Frostblood (Frostblood Saga #1)

After a thorough examination, the guard waved us through. We crossed a stone bridge over a wide moat with chunks of ice floating in the water. Every now and then, a scaly white fin could be seen. I shuddered and trained my eyes forward.

We passed into a wide courtyard dotted with statues carved of ice. We dismounted and grooms rushed forward to take our mounts, all of them careful to keep their distance from me. As we moved on foot toward a tunnel that led to a massive door, there was a commotion from the right.

“Kill the Fireblood!” a voice screamed from the crowd that was watching nearby. A woman in a simple, faded dress hurried toward us, her white hair covered by a kerchief, her eyes wild. Her lined face was twisted into an ugly blend of pain and malice. “She killed my Cam, my only son!”

The captain stepped forward and gently stopped the woman as her long-fingered hands took swipes at me like a cat trying to reach a mouse. She turned her furious stare on the captain.

“How can you protect this murderer?” she shouted.

“I’m no murderer,” I said shakily, disturbed by the intensity of her hatred. Likely, her son had died in battle and I was just the convenient face of her grief. “But your captain is.”

He backhanded me across the face. “Shut your mouth, Firefilth.”

I put a hand to my stinging cheek and blinked away the tears that pricked my eyes at the blow.

He turned back to the woman, his expression smoothing. “She’ll be dead soon enough.”

“Let me do it,” she begged, her hands opening and closing. Seeing the vengeful hatred in her eyes, I had a strange moment of recognition, like I was looking at a grief-crazed version of myself. It chilled my soul.

“The king decides how she’ll be punished,” said the captain, his voice steady and persuasive. “Leave her to him. Leave her to me.”

After a few panting breaths, she nodded, her shoulders slumping. She shot me one last hostile glare.

“Die slowly, murderer,” she said, loud enough that the air echoed with it. “Die in pain.”

I could feel her eyes boring into my back as the guards led me up wide white steps to the castle’s massive iron door. My steps faltered and stopped as we entered, so overtaken with the grandness of the place I’d entered.

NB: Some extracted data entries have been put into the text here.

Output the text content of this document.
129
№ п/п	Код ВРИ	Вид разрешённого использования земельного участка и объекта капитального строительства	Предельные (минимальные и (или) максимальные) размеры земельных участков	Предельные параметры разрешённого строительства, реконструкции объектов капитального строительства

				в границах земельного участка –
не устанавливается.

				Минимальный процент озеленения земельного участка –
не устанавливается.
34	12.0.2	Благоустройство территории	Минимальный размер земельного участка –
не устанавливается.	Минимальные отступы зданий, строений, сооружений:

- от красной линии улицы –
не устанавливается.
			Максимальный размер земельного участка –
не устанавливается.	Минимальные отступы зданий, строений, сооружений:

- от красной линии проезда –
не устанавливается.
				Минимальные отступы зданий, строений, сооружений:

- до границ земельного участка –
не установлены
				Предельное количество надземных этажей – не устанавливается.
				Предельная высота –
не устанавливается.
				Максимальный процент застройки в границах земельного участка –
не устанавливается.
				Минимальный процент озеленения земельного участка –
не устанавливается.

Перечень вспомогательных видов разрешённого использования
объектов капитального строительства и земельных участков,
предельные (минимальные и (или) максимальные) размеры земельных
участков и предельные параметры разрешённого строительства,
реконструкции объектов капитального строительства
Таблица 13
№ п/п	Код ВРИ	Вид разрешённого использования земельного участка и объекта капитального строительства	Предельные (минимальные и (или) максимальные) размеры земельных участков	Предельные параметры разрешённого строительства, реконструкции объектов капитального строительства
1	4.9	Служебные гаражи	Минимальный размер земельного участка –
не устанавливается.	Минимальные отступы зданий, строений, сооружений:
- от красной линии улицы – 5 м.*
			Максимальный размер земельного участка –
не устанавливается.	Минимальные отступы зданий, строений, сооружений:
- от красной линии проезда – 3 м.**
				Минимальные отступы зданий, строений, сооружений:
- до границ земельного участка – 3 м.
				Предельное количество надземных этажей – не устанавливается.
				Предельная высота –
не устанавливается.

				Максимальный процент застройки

The interior of the castle was a monstrous ice cave. Here and there the ice came down to meet the floor in smooth, natural-looking columns. The ceiling was cold blue with repeating curves but with a smooth-looking surface, like a toad’s skin. Light seemed to shine from it and through it, creating thousands of fractal patterns on the walls. In the center, where the ceiling rose up to form a dome, stalactites clustered in a sharp, strangely elegant chandelier.

In a few spots, gray stone walls were visible beneath the blue sheets. The castle must have been built of stone and then augmented and covered with ice.

The massive scale, the intense blues, the delicacy of the stalagmites and stalactites that reached for each other in various corners—the sheer, sweeping boldness of the room—pinned me in place and stole my breath.

“Move,” the captain commanded, shoving me between the shoulder blades. I stumbled and shivered violently, my hands and feet aching with cold as they took me down a series of corridors, some wide, some narrow, all of them a mixture of stone and ice, to a wide archway.

Here the floor was made of colored stones set in an intricate mosaic of shapes that formed pictures. There were birds with berries in their beaks, horses with flying manes, frost wolves chasing a fire fox, fantastical creatures I had never heard of, gods and goddesses and mortals playing out the scenes of every myth I had ever read and many I hadn’t. I was so immersed in it all that I barely noticed we had stopped.

I pulled my attention from the floor. About twenty paces away sat a massive throne of ice, its back soaring almost to the ceiling. Ice spread out from its base and up the walls like veins connected to a heart. It was a hulking monstrosity of thick, jagged ice that thrust upward like sharpened swords. Though the ends of the icicles were sharp, the texture of each was smooth, as if they’d been polished with merciless attention until no bumps or snags remained, all of it blindingly bright in the setting sun, which entered through a large window behind the throne.

Shadows cavorted inside the ice like wisps of black smoke.

This was no simple block of ice. It was the throne, crafted by Fors and pulsing with dark power.

Excitement surged through my body. I was in the presence of the throne. If Brother Thistle was right, its destruction would mean the healing of the kingdom. My people, whoever still lived, could return or come out of hiding. Perhaps a new ruler would take a new throne untainted by the curse.

But that depended on the imposing man currently seated on it. His robes were midnight blue, his hair and skin so pale they almost blended with the ice. His eyes were polished onyx. His hands rested on either side of him, a large sapphire glinting on the ring finger of one hand.